A more recent development, the Paracor device, is currently being assessed in clinical trials in Europe and the United States. This is an elastic nitinol mesh that is designed to mechanically reinforce the heart to retard or hopefully halt the remodelling process. It can be deployed in a minimally invasive fashion. Klodell and coworkers have reported their early results.⁴⁴ Fifty patients in NYHA class II or III underwent the procedure, which was well tolerated. At 6 months there was a significant improvement in the six-minute walk (+65.7 m, p = 0.002) and Minnesota Living with Heart Failure scores (–15.7, p = 0.002). Long-term functional results are not yet available.

Recent advances in medical treatment have greatly improved symptom control and survival in HF, but morbidity and mortality continue to remain significant especially in the advanced stages of HF. This may be because medical treatment alone neither corrects the cause, nor reverses all of the pathophysiological changes that occur in advanced HF, especially those related to ventricular dilatation and alteration in the geometry of the ventricle. It is likely that significant numbers of patients with advanced HF, especially that due to ischaemic heart disease, will benefit from surgery. A combination of surgical treatments may be necessary depending on the pathological changes present.
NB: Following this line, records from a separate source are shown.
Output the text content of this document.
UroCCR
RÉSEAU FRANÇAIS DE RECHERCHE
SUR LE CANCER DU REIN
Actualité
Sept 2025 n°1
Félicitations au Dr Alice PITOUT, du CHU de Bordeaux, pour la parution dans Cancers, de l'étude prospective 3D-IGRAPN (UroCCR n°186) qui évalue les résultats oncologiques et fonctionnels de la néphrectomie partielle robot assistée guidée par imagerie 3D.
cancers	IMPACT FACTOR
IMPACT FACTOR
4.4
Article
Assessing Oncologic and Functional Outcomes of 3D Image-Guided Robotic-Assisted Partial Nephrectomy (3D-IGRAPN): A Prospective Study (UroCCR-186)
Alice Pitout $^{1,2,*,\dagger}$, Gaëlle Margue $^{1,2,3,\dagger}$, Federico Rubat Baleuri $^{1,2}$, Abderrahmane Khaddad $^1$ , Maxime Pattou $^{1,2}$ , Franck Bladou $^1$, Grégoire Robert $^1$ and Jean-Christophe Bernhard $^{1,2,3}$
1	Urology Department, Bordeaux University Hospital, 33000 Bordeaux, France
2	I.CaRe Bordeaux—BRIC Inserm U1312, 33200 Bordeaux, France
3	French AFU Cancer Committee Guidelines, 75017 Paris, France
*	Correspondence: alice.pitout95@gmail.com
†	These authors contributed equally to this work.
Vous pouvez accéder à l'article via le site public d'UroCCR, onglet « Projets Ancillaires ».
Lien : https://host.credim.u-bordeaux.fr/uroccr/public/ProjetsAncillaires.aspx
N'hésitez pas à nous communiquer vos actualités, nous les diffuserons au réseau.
Clinical studies on revascularization of ischaemic, hibernating myocardium are promising but more randomized studies are needed to confirm its long-term efficacy. Similarly, large non randomized studies have shown that VRS combined with CABG in ischaemic cardiomyopathy improves cardiac function and functional capacity and may improve survival. The results of the STICH trial were disappointing, but the design of the trial has been heavily criticized.

Advanced HF is a complex disease leading to many different pathologies and the ideal treatment for each patient may need to be tailored individually. Some patients may need a combination of different treatments. The armamentarium is enlarging and the future appears promising for these very sick patients.